Here is one of the strangest landmarks in South Dakota and, indeed, the entire country, as well as perhaps the most ambitious.
This statue of the Native American warrior Crazy Horse, riding into battle, is also being carved (like the faces of Rushmore) into a granite mountain.
Started in 1948, it still has a long way to go.
The visionary sculptor Korczak Ziolkowski, declaring his love of free enterprise, refused government funding, working on it with second-hand machinery until his death in 1982.
The project has been continued by his family, with the help of donations, entrance fees and a large staff, some of whom run the Native American museum, set up to complement the sculpture near the foot of the mountain.
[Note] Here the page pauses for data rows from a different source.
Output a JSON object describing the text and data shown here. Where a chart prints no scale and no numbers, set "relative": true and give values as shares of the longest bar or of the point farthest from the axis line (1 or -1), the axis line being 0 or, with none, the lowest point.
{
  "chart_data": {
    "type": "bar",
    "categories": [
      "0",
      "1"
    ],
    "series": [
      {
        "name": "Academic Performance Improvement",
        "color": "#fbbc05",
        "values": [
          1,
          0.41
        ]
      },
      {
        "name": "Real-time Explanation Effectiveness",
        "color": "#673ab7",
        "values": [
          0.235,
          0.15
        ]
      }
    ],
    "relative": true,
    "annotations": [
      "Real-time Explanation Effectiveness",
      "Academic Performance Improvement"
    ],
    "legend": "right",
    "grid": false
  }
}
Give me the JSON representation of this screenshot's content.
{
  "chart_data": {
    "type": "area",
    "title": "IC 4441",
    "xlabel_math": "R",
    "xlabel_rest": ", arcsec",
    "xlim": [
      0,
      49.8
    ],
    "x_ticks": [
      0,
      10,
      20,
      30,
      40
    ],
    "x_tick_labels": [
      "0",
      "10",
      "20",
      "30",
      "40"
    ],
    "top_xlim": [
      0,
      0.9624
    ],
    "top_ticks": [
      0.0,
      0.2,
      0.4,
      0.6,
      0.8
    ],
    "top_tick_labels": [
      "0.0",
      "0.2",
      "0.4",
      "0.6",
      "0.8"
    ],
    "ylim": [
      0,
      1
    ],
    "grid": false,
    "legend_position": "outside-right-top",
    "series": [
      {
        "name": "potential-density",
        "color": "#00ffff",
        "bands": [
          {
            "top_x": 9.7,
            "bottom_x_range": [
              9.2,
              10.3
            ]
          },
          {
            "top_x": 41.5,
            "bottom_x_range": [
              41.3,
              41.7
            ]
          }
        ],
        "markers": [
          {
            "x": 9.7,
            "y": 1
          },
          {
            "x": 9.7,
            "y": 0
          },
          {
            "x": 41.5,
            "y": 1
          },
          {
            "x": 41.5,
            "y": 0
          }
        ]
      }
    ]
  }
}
Despite its unfinished state, Crazy Horse is already an incredible site.
Crazy Horse’s 87.5-foot-long face, finally unveiled in 1998 (on the fiftieth anniversary of the project), is considerably larger than all the Rushmore faces put together. When completed, the sculpture will be 195 metres long and 172 metres high.
So when will that happen? No date has been set, as nobody knows whether the mountain will support Ziolowski’s vision, or whether (again like Rushmore) it will need to be altered.
Also, nobody knows what the technology will allow. Until then, the work-in-progress is already an astounding site, drawing scores of visitors.
While the construction team is hard at work, they are not working to a deadline.